The racial wealth gap is not a myth, it is real. There is a long history that the United States has with minorities that impeded their economic progress. According to a white paper prepared by economists at the Federal Reserve, the racial wealth was 23 to 1 between white and Black Americans in 1870. Unfortunately, after decades of improvement with the fastest period being the civil rights movement from 1960 to 1980, progress in reducing the racial wealth gap stalled in 1980 at 5 to 1. “In the 40 years between 1980 and 2020, the racial wealth gap actually increased by the equivalent of 0.1 percent a year(McKay, 2022). As you can see, this has been a perpetuating cycle for the past 40 years and shows no sign of slowing down. It is the same system that is still preying on the fact that these certain groups of people have not had exposure to wealth and that makes them more vulnerable to losing it. This explains that even though we are in one of the greatest eras of globalization with easy access to information, we the people are still very much struggling with economic equality. 

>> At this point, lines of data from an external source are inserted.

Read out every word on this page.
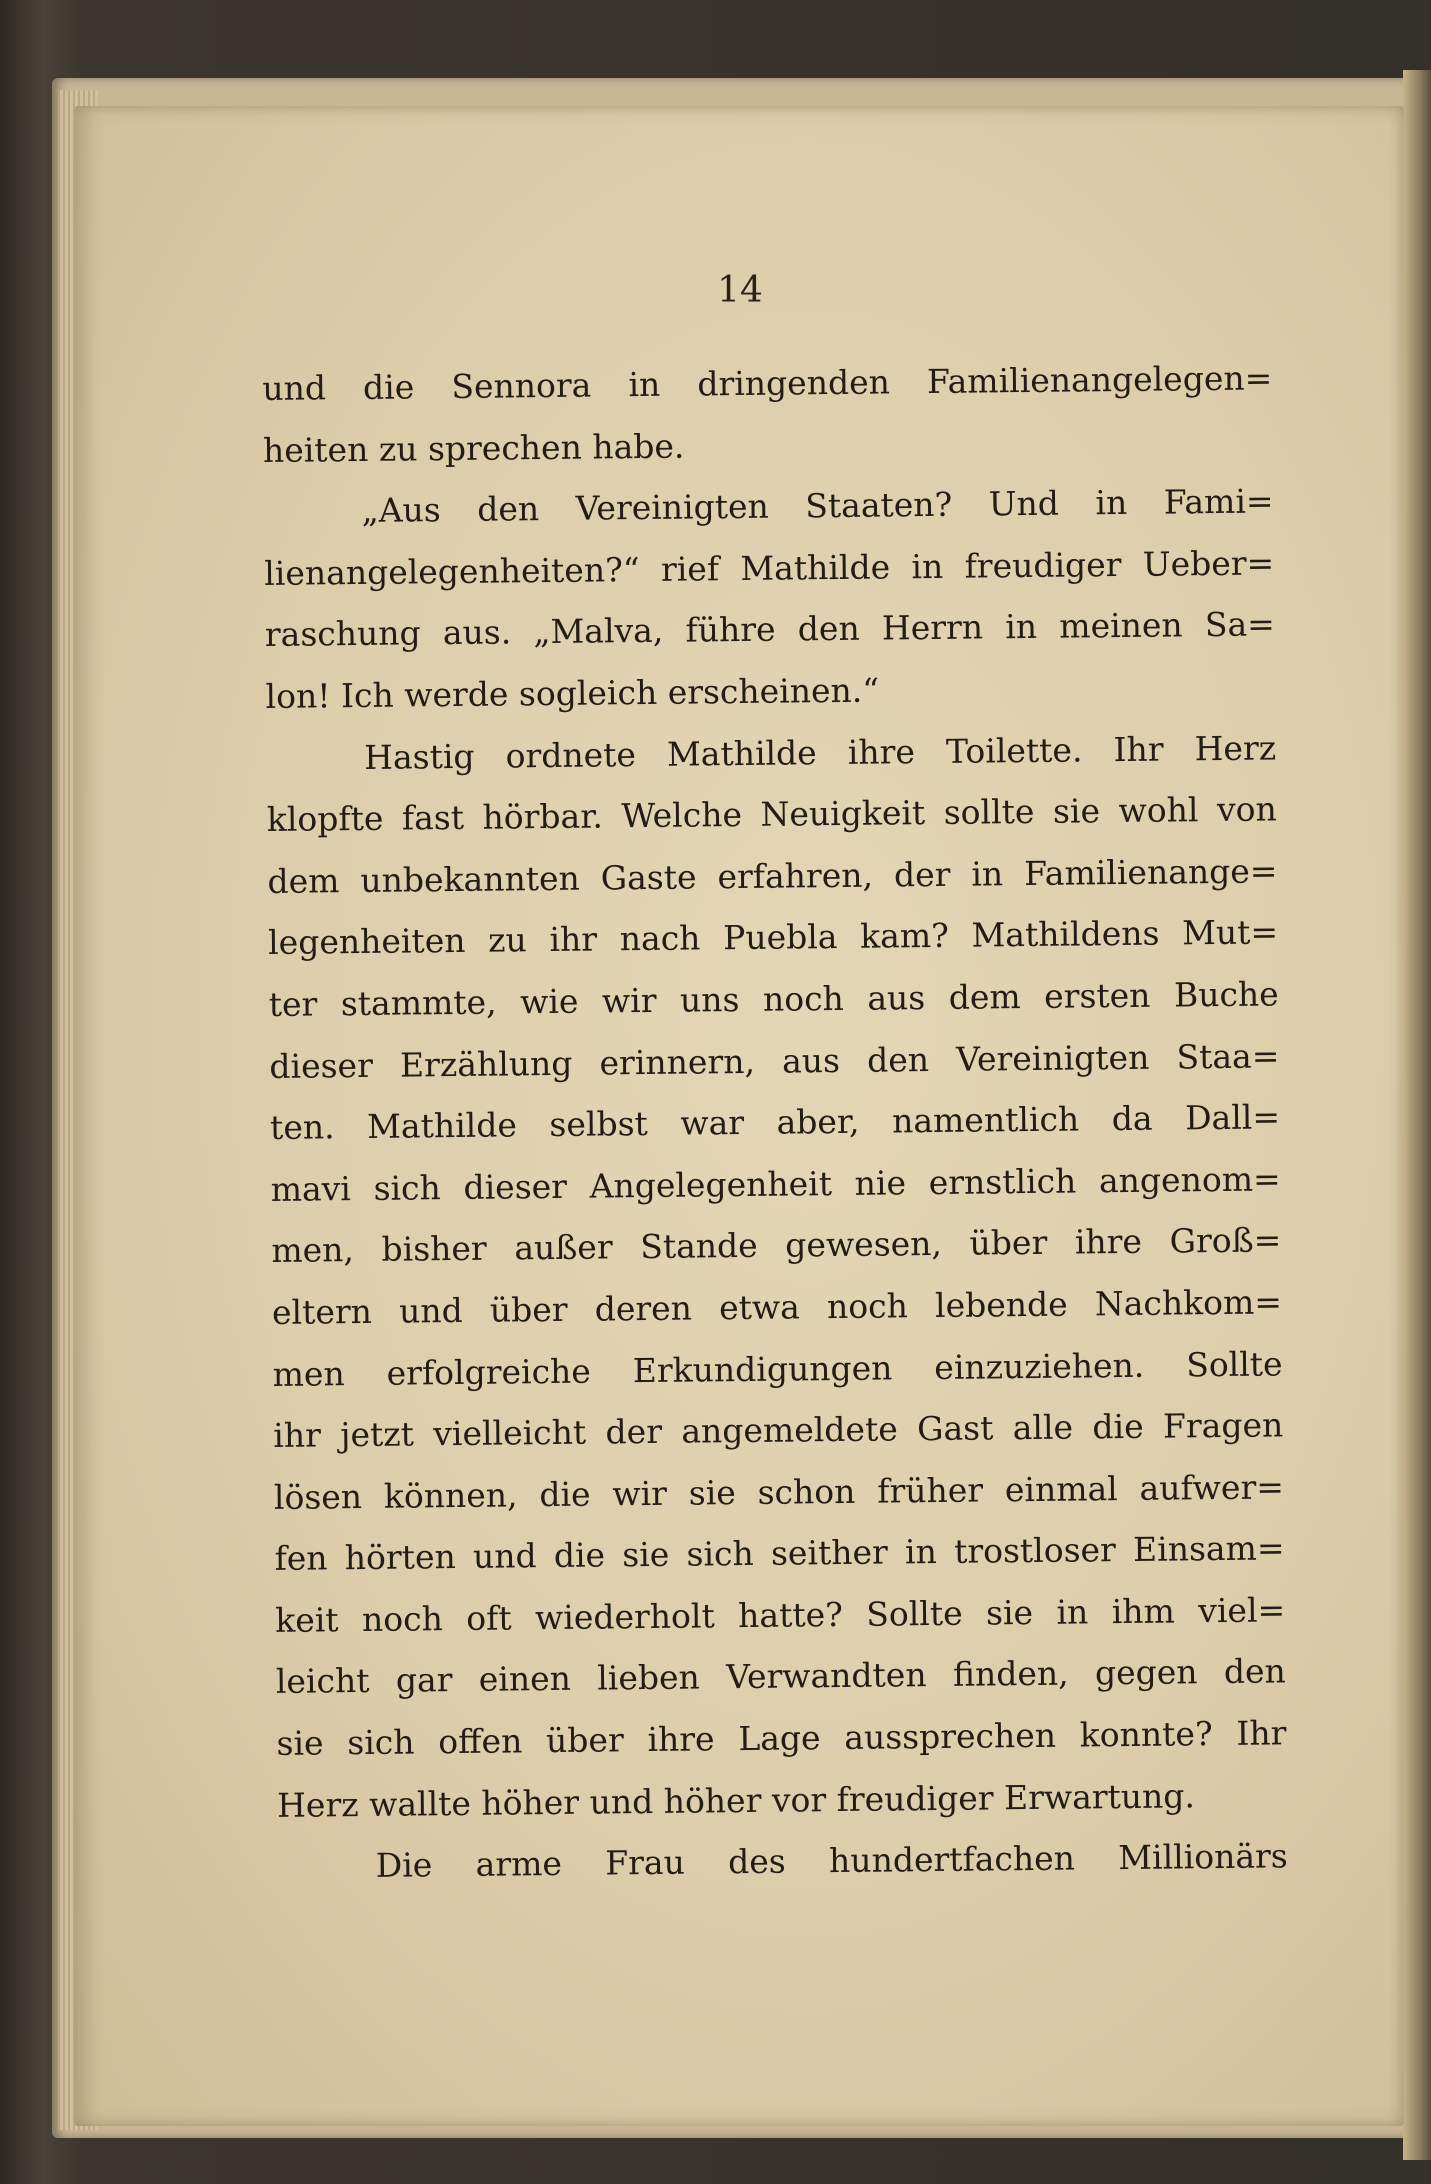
14
und die Sennora in dringenden Familienangelegen=
heiten zu sprechen habe.
„Aus den Vereinigten Staaten? Und in Fami=
lienangelegenheiten?“ rief Mathilde in freudiger Ueber=
raschung aus. „Malva, führe den Herrn in meinen Sa=
lon! Ich werde sogleich erscheinen.“
Hastig ordnete Mathilde ihre Toilette. Ihr Herz
klopfte fast hörbar. Welche Neuigkeit sollte sie wohl von
dem unbekannten Gaste erfahren, der in Familienange=
legenheiten zu ihr nach Puebla kam? Mathildens Mut=
ter stammte, wie wir uns noch aus dem ersten Buche
dieser Erzählung erinnern, aus den Vereinigten Staa=
ten. Mathilde selbst war aber, namentlich da Dall=
mavi sich dieser Angelegenheit nie ernstlich angenom=
men, bisher außer Stande gewesen, über ihre Groß=
eltern und über deren etwa noch lebende Nachkom=
men erfolgreiche Erkundigungen einzuziehen. Sollte
ihr jetzt vielleicht der angemeldete Gast alle die Fragen
lösen können, die wir sie schon früher einmal aufwer=
fen hörten und die sie sich seither in trostloser Einsam=
keit noch oft wiederholt hatte? Sollte sie in ihm viel=
leicht gar einen lieben Verwandten finden, gegen den
sie sich offen über ihre Lage aussprechen konnte? Ihr
Herz wallte höher und höher vor freudiger Erwartung.
Die arme Frau des hundertfachen Millionärs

The divide in income can be seen further when we look at the U.S. as a whole. Below are two maps, both from the United States Census Bureau (Census.gov, 2020). On the map on the right, it can be seen where the largest racial or ethnic groups lie within each United States county. The map on the left shows the United States divided by county, but in this figure it takes a look at the Median Household Income. Something that you might notice when looking at these figures side by side is that wherever the most ethnic groups are located is where we often tend to see lower median household income. Max Rybchuk, a real estate broker for Compass, has seen this division in Chicago first hand. “We looked at the broad view of real estate in Chicago and saw a big difference (in wealth) between the north and south side.” This is a perpetuating cycle that many people are not aware of and thus can not take action. Even if it is in small or big ways any type of awareness with this issue helps. By helping individuals, primarily minorities, learn to build financial capability skills and build assets, the Economic Awareness Council brings awareness to addressing this issue. An educator at the organization, Ivon Guzman tells us, “The EAC focuses on helping minorities or low-income families obtain the necessary resources to better manage their money.” With experience and knowledge of wealth building, individuals can become more conscious and aware of how to build wealth and financial stability. With the help of this EAC program and other programs like this, minorities as a community could potentially make decisions to grow wealth and reduce the impact of this divide in impeding on their future.